Seit Anfang April ist Hasenjäger zuständige Redakteurin für die Reihe „Hamburg Sounds“, die NDR 90,3 vor sieben Jahren ins Leben gerufen hat. Das Ziel war damals, den Hörern Bands aus Hamburg und dem norddeutschen Raum live und mit Interviews zu präsentieren – außerhalb des Funkhauses. Im Schmidts Tivoli, in den Fliegenden Bauten und neuerdings in der Fabrik laufen diese Konzerte, die später als Livemitschnitte auf der Hamburg-Welle des NDR gesendet werden. Sieben Jahre lang hat Hasenjägers Kollege Norman Hild die Reihe betreut, am Anfang hatten die NDR-Leute noch Unterstützung von Michy Reinke, selbst Hamburger Musiker und Labelbetreiber, und seinem Partner Hasko Witte. Aber inzwischen stemmen die Radioleute die Organisation und das Booking der Veranstaltung allein.
„Hamburg Sounds betreuen zu dürfen ist ein Traum für mich. Aber ich sage ganz ehrlich, mir war nicht wirklich klar, gegen wie viele Mauern ich da auch laufe“, sagt Hasenjäger.
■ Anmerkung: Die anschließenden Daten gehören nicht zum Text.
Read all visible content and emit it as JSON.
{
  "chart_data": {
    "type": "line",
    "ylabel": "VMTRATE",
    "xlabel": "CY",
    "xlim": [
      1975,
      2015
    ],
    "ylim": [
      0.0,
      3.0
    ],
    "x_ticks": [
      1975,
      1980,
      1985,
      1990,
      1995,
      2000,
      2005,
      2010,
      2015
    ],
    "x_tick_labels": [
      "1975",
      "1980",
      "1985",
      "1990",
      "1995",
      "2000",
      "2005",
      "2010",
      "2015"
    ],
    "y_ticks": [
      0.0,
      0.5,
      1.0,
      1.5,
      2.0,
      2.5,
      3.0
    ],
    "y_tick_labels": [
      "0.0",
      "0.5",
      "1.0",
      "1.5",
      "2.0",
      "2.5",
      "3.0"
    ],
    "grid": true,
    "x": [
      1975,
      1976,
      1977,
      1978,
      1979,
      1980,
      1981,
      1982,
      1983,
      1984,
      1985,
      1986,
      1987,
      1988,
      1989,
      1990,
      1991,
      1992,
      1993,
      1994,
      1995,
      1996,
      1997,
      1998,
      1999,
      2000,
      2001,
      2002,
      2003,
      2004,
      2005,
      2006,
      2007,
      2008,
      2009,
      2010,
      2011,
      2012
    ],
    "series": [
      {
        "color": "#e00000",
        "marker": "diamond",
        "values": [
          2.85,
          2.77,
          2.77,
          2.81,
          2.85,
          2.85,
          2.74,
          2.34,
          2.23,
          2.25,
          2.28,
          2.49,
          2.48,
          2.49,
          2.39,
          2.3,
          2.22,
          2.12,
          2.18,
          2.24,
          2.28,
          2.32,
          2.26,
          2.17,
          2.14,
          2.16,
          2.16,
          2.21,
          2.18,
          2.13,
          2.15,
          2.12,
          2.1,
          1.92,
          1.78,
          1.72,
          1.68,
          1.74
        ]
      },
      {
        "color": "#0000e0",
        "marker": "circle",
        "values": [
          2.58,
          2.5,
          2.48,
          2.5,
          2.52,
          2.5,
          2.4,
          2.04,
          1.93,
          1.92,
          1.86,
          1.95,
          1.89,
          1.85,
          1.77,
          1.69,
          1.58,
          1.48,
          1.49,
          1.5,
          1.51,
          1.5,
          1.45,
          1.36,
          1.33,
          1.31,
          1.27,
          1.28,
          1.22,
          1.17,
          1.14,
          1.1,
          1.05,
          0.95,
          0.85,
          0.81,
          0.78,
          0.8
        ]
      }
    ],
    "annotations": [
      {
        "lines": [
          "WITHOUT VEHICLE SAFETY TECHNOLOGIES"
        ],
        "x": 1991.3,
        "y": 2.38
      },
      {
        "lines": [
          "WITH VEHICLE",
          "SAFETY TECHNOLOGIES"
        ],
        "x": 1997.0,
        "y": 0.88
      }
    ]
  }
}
Seit fast 30 Jahren lebt und arbeitet sie in Hamburg, verfügt über ein großes Netzwerk und viele persönliche Kontakte zu Musikern, doch mit einem Anruf bei einem befreundeten Künstler ist es nicht getan. „Die Band möchte vielleicht spielen, aber der Manager sagt ,Nein!‘, weil es bereits einen anderen Auftritt gibt oder weil xy lieber bei N-Joy oder bei NDR 2 im Programm auftauchen möchte und nicht bei NDR 90,3. Diese Absagen waren anfangs ganz schön frustrierend“, gibt die 51-Jährige zu. „Wir brauchen große und bekannte Bands, um damit die jüngeren und unbekannten ins Programm holen zu können.“ Hasenjäger schwebt so etwas wie eine Patenschaft der Großen für die Kleinen vor.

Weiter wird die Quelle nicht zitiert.